A Saint Louis, petit village proche de Mulhouse, le restaurant de la Cloche trône sur la place. Tous les midis, Manfred Bowman vient y manger, ainsi que le jeudi soir. Bowman est le directeur de la banque. C’est un personnage renfermé, mystérieux et discret. Il n’est pas marié, même pas en couple et on ne lui connait pas de liaison. Par contre, il aime regarder Adèle Bedeau, la serveuse, se déplacer se déplacer dans la salle, se pencher sur les tables pour les nettoyer. Il aime regarder son chemisier s’ouvrir légèrement pour apercevoir les bretelles de son soutien-gorge.

Un soir, Adèle a fini son service et Bowman sort juste après elle. Comme ils prennent la même direction, il la suit à quelques mètres de distance. Il s’imagine qu’elle va lui adresser la parole, qu’ils pourraient peut-être prendre un verre. Soudain, elle s’arrête à un coin de rue. Ils échangent quelques mots puis une moto débarque et un jeune homme l’embarque après lui avoir passé un casque. Le lendemain, Adèle ne vient pas au travail.

L’inspecteur Georges Gorski est en charge de cette enquête. D’un naturel plutôt débonnaire, il va interroger plusieurs personnes. En parallèle, des battues sont organisées pour retrouver la jeune femme. Quand il interroge Bowman, l’entrevue est cordiale et Bowman décide mentir quand on lui demande s’il a vu Adèle. Gorski fait montre d’une belle obsession, liée à une affaire qui date de 20 ans, où le corps d’une jeune femme a été retrouvé étranglé dans les bois autour de Saint Louis. La disparition d’Adèle remue de douloureux souvenirs et son incapacité à trouver le coupable.

Adeptes de romans d’action, passez votre chemin. Ce roman est un roman psychologique, qui va décrire dans le détail les réactions des deux personnages principaux, Bowman et Gorski. Pour chaque événement, somme toute banal, Bowman va s’inquiéter des interprétations des autres sur lui, de sa possible implication dans une disparition à propos de laquelle il n’y est pour rien. Gorski va lui se poser des questions sur ce qu’il est, sur ce qu’il fait et sur ce qu’il devrait faire, se dévalorisant tout le temps par rapport à ce que les autres attendent de lui.

Bowman est du genre à se glisser dans le trou d’une souris, du genre à ne pas vouloir faire de vague, du genre à vouloir qu’on l’oublie. Pour vivre heureux, vivons caché, serait sa maxime. Gorski porte sa croix depuis la condamnation d’un innocent lors d’une affaire qui date de 20 ans.
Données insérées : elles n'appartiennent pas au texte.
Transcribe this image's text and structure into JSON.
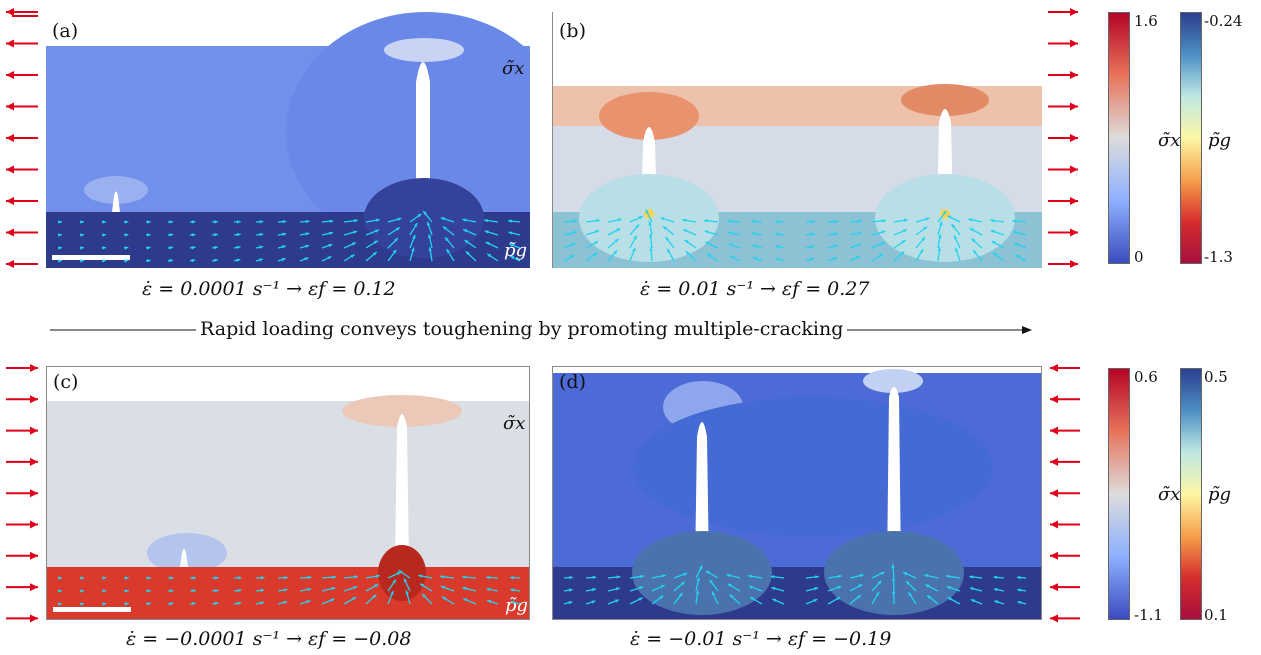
{
  "panels": [
    {
      "id": "a",
      "label": "(a)",
      "caption": "ε̇ = 0.0001 s⁻¹  →  εf = 0.12",
      "sigma_label": "σ̃x",
      "p_label": "p̃g"
    },
    {
      "id": "b",
      "label": "(b)",
      "caption": "ε̇ = 0.01 s⁻¹  →  εf = 0.27"
    },
    {
      "id": "c",
      "label": "(c)",
      "caption": "ε̇ = −0.0001 s⁻¹  →  εf = −0.08",
      "sigma_label": "σ̃x",
      "p_label": "p̃g"
    },
    {
      "id": "d",
      "label": "(d)",
      "caption": "ε̇ = −0.01 s⁻¹  →  εf = −0.19"
    }
  ],
  "banner": "Rapid loading conveys toughening by promoting multiple-cracking",
  "colorbars": {
    "top": {
      "sigma_label": "σ̃x",
      "sigma_max": "1.6",
      "sigma_min": "0",
      "p_label": "p̃g",
      "p_max": "-0.24",
      "p_min": "-1.3"
    },
    "bottom": {
      "sigma_label": "σ̃x",
      "sigma_max": "0.6",
      "sigma_min": "-1.1",
      "p_label": "p̃g",
      "p_max": "0.5",
      "p_min": "0.1"
    }
  },
  "colors": {
    "arrow": "#e0001a",
    "flow_arrow": "#22d3f0",
    "blue_dark": "#2e3a8c",
    "red": "#d93a2b"
  }
}
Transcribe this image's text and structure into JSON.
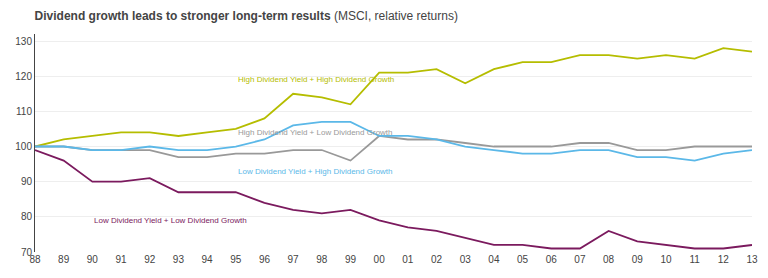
{
  "chart_data": {
    "type": "line",
    "title": "Dividend growth leads to stronger long-term results",
    "subtitle": "(MSCI, relative returns)",
    "categories": [
      "88",
      "89",
      "90",
      "91",
      "92",
      "93",
      "94",
      "95",
      "96",
      "97",
      "98",
      "99",
      "00",
      "01",
      "02",
      "03",
      "04",
      "05",
      "06",
      "07",
      "08",
      "09",
      "10",
      "11",
      "12",
      "13"
    ],
    "series": [
      {
        "name": "High Dividend Yield + High Dividend Growth",
        "color": "#b5bd00",
        "values": [
          100,
          102,
          103,
          104,
          104,
          103,
          104,
          105,
          108,
          115,
          114,
          112,
          121,
          121,
          122,
          118,
          122,
          124,
          124,
          126,
          126,
          125,
          126,
          125,
          128,
          127
        ]
      },
      {
        "name": "High Dividend Yield + Low Dividend Growth",
        "color": "#999999",
        "values": [
          100,
          100,
          99,
          99,
          99,
          97,
          97,
          98,
          98,
          99,
          99,
          96,
          103,
          102,
          102,
          101,
          100,
          100,
          100,
          101,
          101,
          99,
          99,
          100,
          100,
          100
        ]
      },
      {
        "name": "Low Dividend Yield + High Dividend Growth",
        "color": "#5bb8e8",
        "values": [
          100,
          100,
          99,
          99,
          100,
          99,
          99,
          100,
          102,
          106,
          107,
          107,
          103,
          103,
          102,
          100,
          99,
          98,
          98,
          99,
          99,
          97,
          97,
          96,
          98,
          99
        ]
      },
      {
        "name": "Low Dividend Yield + Low Dividend Growth",
        "color": "#7b1a5e",
        "values": [
          99,
          96,
          90,
          90,
          91,
          87,
          87,
          87,
          84,
          82,
          81,
          82,
          79,
          77,
          76,
          74,
          72,
          72,
          71,
          71,
          76,
          73,
          72,
          71,
          71,
          72
        ]
      }
    ],
    "annotations": [
      {
        "text": "High Dividend Yield + High Dividend Growth",
        "x": "07",
        "y": 119,
        "color": "#b5bd00"
      },
      {
        "text": "High Dividend Yield + Low Dividend Growth",
        "x": "07",
        "y": 104,
        "color": "#999999"
      },
      {
        "text": "Low Dividend Yield + High Dividend Growth",
        "x": "07",
        "y": 93,
        "color": "#5bb8e8"
      },
      {
        "text": "Low Dividend Yield + Low Dividend Growth",
        "x": "02",
        "y": 79,
        "color": "#7b1a5e"
      }
    ],
    "ylim": [
      70,
      132
    ],
    "yticks": [
      70,
      80,
      90,
      100,
      110,
      120,
      130
    ],
    "grid": true
  }
}
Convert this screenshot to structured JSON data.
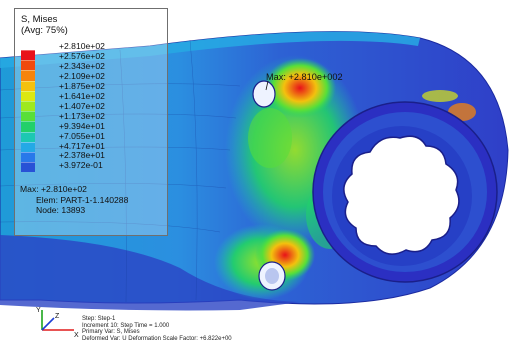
{
  "legend": {
    "title": "S, Mises",
    "subtitle": "(Avg: 75%)",
    "ticks": [
      "+2.810e+02",
      "+2.576e+02",
      "+2.343e+02",
      "+2.109e+02",
      "+1.875e+02",
      "+1.641e+02",
      "+1.407e+02",
      "+1.173e+02",
      "+9.394e+01",
      "+7.055e+01",
      "+4.717e+01",
      "+2.378e+01",
      "+3.972e-01"
    ],
    "band_colors": [
      "#e8111a",
      "#f04a0e",
      "#f5840c",
      "#f3c10e",
      "#dce813",
      "#9ee91f",
      "#58df38",
      "#22d06a",
      "#1cc8b2",
      "#24a9e6",
      "#2879ea",
      "#2852d6",
      "#2b2fc2"
    ],
    "max_label": "Max: +2.810e+02",
    "elem_label": "Elem: PART-1-1.140288",
    "node_label": "Node: 13893"
  },
  "callout": {
    "max_label": "Max: +2.810e+002"
  },
  "triad": {
    "x_label": "X",
    "y_label": "Y",
    "z_label": "Z"
  },
  "step_info": {
    "line1": "Step: Step-1",
    "line2": "Increment     10: Step Time =     1.000",
    "line3": "Primary Var: S, Mises",
    "line4": "Deformed Var: U   Deformation Scale Factor: +6.822e+00"
  },
  "colors": {
    "hot": "#e8111a",
    "mid": "#22d06a",
    "cold": "#2b2fc2",
    "background": "#ffffff"
  }
}
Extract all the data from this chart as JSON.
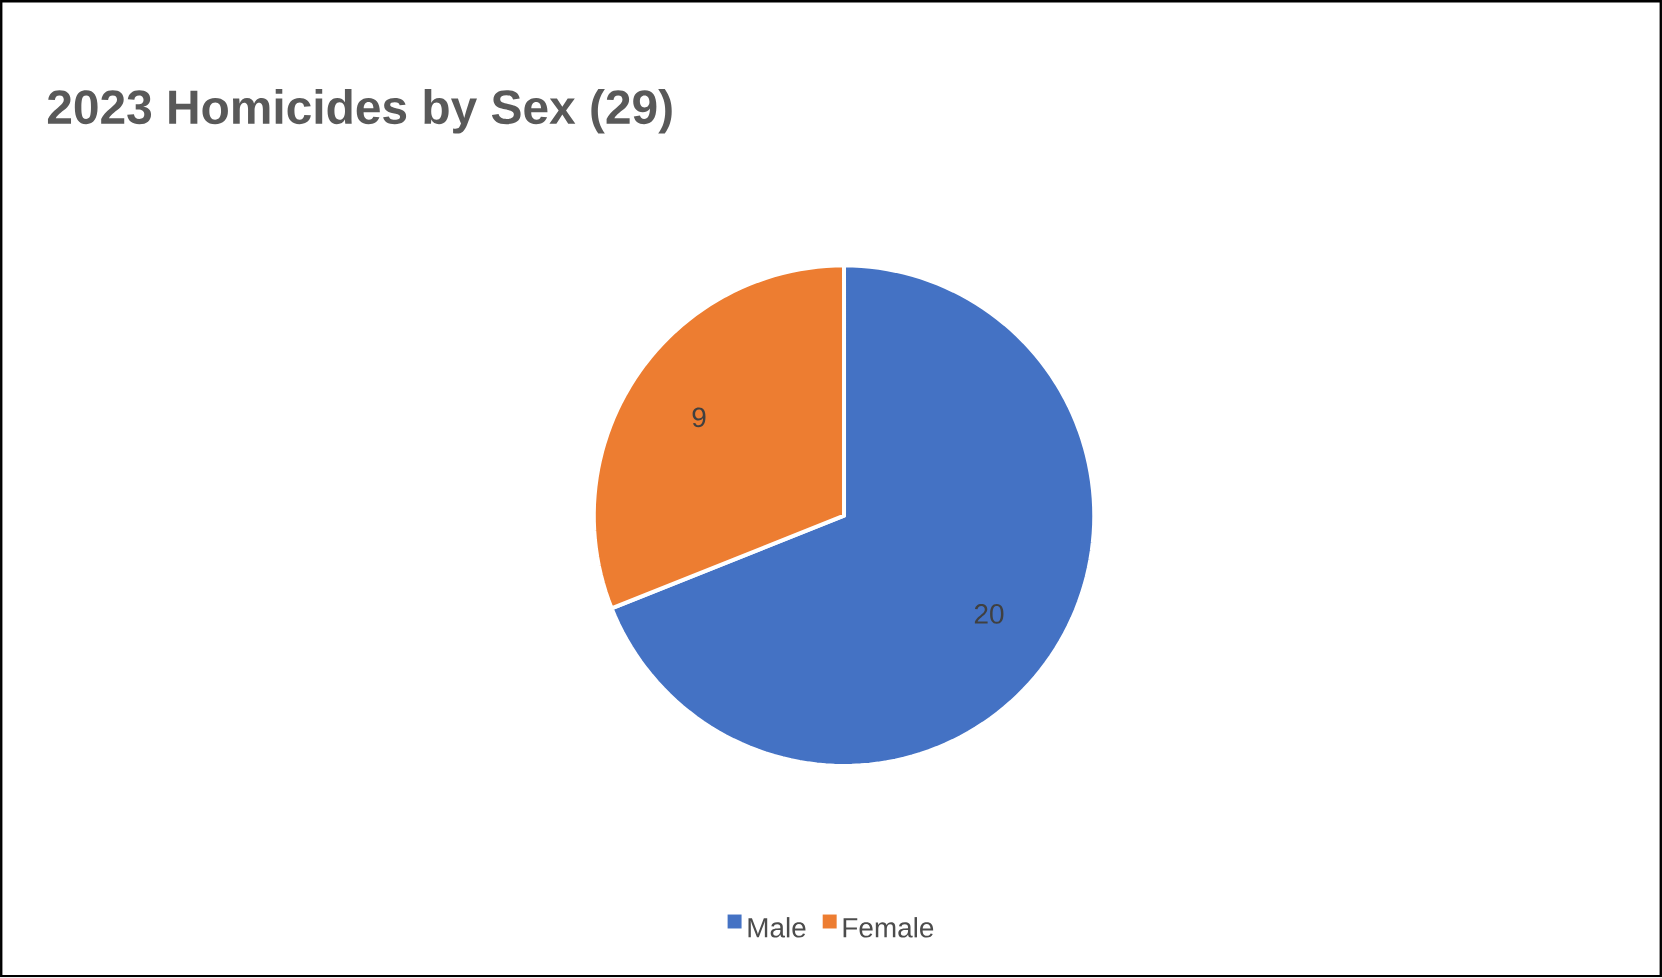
{
  "chart_data": {
    "type": "pie",
    "title": "2023 Homicides by Sex (29)",
    "categories": [
      "Male",
      "Female"
    ],
    "values": [
      20,
      9
    ],
    "colors": [
      "#4472c4",
      "#ed7d31"
    ],
    "data_labels": true,
    "legend": "bottom"
  }
}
Il ne se remet pas de cette affaire, et veut donc toutes les preuves avant d’avancer quoi que ce soit. Même sa femme, sa belle famille le considèrent comme un mauvais policier, alors que lui ne cherche pas la gloire mais juste redorer son blason, sa réputation, l’estime qu’il a de lui-même.

Le rythme est lent, lancinant comme la vie des petits villages, où il ne se passe pas grand’chose. L’auteur va nous montrer finalement la vie normale des gens normaux, y ajoutant les angoisses des protagonistes. C’est une des forces de ce roman. On arrive à s’imprégner de l’ambiance d’un petit village, de suivre le rythme nonchalant et de se passionner par les réactions de Bowman ou Gorski. C’est cette grande qualité qui le rapproche des romans d’Albert Simenon.

Et ce n’est pas une référence jetée au hasard. On peut aussi y ajouter Claude Chabrol, cité dans la préface, par l’auteur lui-même. D’ailleurs, dans cette préface, l’auteur imagine la biographie imaginaire de Raymond Brunet qui aurait écrit ce roman en 1982, roman qui aurait été porté à l’écran en 1989 par Claude Chabrol. Ce roman est un bel hommage envers ces auteurs qui ont su recréer la vie des villages, sans esbroufe.